Geçen hafta  Kıbrıs siyasi sorunuyla ilgili yaman “çelişkiler” yaşandıydı!

Kuzey cephesiyle Güney cephesi birbirlerini görmezden gelerek kendi gazellerini icra ettilerdi!


Tam da BM’in Kıbrıs özel temsilcisi bayan Lute’un adaya ziyareti anında  iki bölge “liderliklerinin” kendi akıllarına kıvrık çağrılarıyla  eylemleri  çok şaşırtıcı olduydu!

Ne var ki zaten başından beridir “sürprizlerle” kaim “şaşırtma ve şaşma” politikalarında süregelen sorun, kanıksanmış alışkanlıklardan olacak, tarafların kendilerinden başka kimseleri ırgalamadıydı!..

O kadar ki açıklama ve haberleri bile medyanın orta sayfalarında lütfen yer aldıydı!..

…GEÇEN haftanın siyasi panoramasına  bu düşüncelerle baktım..

Ve daha kaç yıl bu minval üzere Rum’un ve artık etkinliğince   sorunun içinde yer alan AB’nin, aleyhimize sürdürüp götürdüğü vıcık çamura dönmüş politikasının içinde bata çıka “çözüm yolları açmaya” çalışacağımızı düşündüm!

Akıncı yine  “federasyonu tartışmaya hazırım”  derken…

Ayni anda Rum liderliği  İngiliz’in üsleri yanı sıra Güney’de  Fransa’ya da askeri üs peşkeş çekerken!.. Üstelik bölgesinde misafir ettiği “Güney Avrupa Ülkeleri Beşinci zirvesi” bildirgesini her zamanki gibi Kıbrıs’taki siyasi çıkarı için adeta “özel” bir manifesto olarak yayınlatırken!..                                                       

Ki  dünya görüp anlasın: Bu ada önce AB’ye üye  bir Rum adasıdır,  Türk’ün esamesi bile okunmaz! Hatta Türkiye’nin bile!..

…PEKİ neydi  Avrupa’da kendine  “dünya cenneti” yaratmak için oluşturulan “birliğin” Güney kanadına mensup  “Fransa, İtalya, İspanya, Malta, Portekiz, Yunanistan ve Güney Rum Yönetiminden” oluşan ülkelerin; AB’nin en ucunda  yapılan toplantısının amacı?

AB bünyesindeki “ortak politikalarla” alınan kararlar ve de uygulanan müktesebatı ötesinde neyi görüşeceklerdi ki?

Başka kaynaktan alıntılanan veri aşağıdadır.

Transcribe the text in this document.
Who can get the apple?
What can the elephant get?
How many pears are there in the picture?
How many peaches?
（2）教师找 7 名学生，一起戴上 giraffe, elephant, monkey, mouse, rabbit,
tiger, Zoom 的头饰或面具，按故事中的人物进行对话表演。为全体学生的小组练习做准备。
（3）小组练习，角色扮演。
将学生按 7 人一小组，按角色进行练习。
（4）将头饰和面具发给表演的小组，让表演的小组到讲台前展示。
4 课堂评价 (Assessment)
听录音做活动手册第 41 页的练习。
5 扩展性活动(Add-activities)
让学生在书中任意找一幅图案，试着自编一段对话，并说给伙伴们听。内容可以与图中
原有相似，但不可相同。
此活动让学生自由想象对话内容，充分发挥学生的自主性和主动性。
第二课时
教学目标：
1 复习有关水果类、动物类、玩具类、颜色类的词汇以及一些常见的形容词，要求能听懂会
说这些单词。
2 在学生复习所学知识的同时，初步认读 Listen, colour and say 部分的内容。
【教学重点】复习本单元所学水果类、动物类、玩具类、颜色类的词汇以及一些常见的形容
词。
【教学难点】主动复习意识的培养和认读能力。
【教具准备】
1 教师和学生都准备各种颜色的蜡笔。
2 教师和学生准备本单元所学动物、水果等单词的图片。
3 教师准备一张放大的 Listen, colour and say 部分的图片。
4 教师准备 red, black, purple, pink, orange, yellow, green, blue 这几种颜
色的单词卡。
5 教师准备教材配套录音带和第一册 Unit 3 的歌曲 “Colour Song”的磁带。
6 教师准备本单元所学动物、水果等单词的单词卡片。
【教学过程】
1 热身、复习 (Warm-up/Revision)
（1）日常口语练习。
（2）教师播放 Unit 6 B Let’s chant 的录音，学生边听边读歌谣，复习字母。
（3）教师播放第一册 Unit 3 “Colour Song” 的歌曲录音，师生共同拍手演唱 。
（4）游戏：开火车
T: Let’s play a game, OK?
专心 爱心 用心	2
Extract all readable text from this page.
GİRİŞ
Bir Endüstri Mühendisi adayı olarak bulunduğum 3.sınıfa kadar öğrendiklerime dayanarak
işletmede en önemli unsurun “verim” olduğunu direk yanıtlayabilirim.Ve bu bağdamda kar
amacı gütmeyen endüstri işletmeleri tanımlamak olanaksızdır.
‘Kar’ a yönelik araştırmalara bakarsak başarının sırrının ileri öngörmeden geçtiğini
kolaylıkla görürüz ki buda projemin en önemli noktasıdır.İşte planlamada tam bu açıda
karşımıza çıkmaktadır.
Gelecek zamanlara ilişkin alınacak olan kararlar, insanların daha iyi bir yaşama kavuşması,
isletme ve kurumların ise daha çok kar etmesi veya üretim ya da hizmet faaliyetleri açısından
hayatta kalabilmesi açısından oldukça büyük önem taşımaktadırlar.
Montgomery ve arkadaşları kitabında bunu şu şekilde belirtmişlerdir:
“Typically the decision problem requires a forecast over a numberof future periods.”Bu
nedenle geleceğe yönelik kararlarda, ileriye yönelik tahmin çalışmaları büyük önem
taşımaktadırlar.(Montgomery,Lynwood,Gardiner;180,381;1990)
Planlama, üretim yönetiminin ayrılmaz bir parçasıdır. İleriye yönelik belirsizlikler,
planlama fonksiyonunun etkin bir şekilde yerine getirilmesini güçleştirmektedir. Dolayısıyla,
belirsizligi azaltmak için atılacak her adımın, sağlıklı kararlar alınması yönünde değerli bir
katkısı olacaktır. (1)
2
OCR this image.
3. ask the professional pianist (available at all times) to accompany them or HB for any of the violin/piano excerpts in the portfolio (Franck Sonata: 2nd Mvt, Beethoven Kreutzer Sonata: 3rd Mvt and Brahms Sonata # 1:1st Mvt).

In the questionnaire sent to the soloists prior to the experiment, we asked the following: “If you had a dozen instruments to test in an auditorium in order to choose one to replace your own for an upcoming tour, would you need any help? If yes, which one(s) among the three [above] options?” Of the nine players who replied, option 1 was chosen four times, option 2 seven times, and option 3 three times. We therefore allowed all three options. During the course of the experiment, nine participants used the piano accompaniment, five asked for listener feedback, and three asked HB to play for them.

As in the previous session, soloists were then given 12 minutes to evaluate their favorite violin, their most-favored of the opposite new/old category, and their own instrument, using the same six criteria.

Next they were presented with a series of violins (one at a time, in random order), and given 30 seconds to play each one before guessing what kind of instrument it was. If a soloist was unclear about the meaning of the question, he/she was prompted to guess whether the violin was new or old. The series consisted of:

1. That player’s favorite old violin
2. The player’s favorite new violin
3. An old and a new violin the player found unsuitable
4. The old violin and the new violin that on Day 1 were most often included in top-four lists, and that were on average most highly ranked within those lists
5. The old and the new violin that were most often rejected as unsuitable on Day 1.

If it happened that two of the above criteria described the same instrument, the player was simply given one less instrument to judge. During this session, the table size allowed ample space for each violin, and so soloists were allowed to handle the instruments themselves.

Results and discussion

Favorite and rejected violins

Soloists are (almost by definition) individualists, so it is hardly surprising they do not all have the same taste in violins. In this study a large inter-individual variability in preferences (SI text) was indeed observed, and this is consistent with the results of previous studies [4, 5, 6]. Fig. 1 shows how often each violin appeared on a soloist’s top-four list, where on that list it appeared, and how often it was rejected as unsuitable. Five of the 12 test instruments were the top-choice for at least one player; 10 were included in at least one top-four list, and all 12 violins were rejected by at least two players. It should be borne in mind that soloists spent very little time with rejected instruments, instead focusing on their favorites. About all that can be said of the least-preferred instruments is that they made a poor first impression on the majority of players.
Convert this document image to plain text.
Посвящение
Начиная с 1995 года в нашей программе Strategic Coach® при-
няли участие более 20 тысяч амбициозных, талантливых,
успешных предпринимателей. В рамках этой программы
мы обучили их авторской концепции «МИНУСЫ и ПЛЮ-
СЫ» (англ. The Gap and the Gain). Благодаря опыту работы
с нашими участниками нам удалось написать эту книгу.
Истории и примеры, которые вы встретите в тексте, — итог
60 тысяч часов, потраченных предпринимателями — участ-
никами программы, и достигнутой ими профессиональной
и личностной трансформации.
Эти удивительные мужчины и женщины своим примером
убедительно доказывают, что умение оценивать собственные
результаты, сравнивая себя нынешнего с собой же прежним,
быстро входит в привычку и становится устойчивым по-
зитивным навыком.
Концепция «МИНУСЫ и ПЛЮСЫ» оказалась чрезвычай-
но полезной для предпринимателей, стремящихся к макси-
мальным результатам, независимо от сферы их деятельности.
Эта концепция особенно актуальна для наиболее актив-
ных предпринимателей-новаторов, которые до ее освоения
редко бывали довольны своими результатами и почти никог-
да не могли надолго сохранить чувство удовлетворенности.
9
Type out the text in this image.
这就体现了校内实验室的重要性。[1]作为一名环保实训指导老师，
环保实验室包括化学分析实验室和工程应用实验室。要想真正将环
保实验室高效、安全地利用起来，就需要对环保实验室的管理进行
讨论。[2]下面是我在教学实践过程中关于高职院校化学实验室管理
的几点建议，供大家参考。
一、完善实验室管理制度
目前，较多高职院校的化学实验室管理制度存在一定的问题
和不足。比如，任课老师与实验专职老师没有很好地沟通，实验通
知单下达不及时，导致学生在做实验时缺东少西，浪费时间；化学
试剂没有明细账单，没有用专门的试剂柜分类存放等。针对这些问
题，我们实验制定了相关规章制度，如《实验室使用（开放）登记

Her halde yangın yerine dönmüş Ortadoğu’yu değil! Ne de Deaş belasını! Ne de “PKK uzantılı PYD terörünü! Hatta ne de Kıbrıs adasında Kuzey’deki Türk halkını ve devletini!

KALDI ki o toplantıda KKTC’i bir kez daha  yok saydılar..                                                      Ne Doğu Akdeniz’deki hidrokarbon yataklarındaki hakkını hatırladılar ne 45 yıldır adanın Kuzeyinde devlet oluşunu! Ne de Annan planına “evet” dediğini, buna karşın AB ambargosu altında mahvedilmeye mahkûm edildiğini!..

…Bayan Lute dün yine aramızdaydı.. Belki Türk tarafını kandırır da Avrupalı bu Rum’a  yamayacakları federal bir Kıbrıs çözümünü sağlamayı başarır umudunda!..

**********

YASAKLAR ÜZERİNDE DEVLET OLMAK! 

İnsan vatanını sever! O vatanı “seçilmişlere” emanet ederken de “yeşertilip büyütülmesini, istikrar ve huzura”  kavuşturulmasını bekler!

AÇIKÇA yazayım:  Dört siyasi partiden oluşan hükümet “icraatlar ve  vaatleri” çerçevesinde dört ayrı rota izlemeye başladı, dördü de  “olası seçimlere hazır olmak!”                İlkbahar’ın gelmesiyle bu hazırlıkların hükümet icraatlarına daha belirgin yansıyacağını hep beraber göreceğiz..

Göreceğiz de anlaşıldı ki bu hükümet de “öyle geldi böyle gider” düzeniyle statükosunu değiştirmeyi başaramadı!

Bu cümleden olmak üzere bir iki konuya değinmek isterim..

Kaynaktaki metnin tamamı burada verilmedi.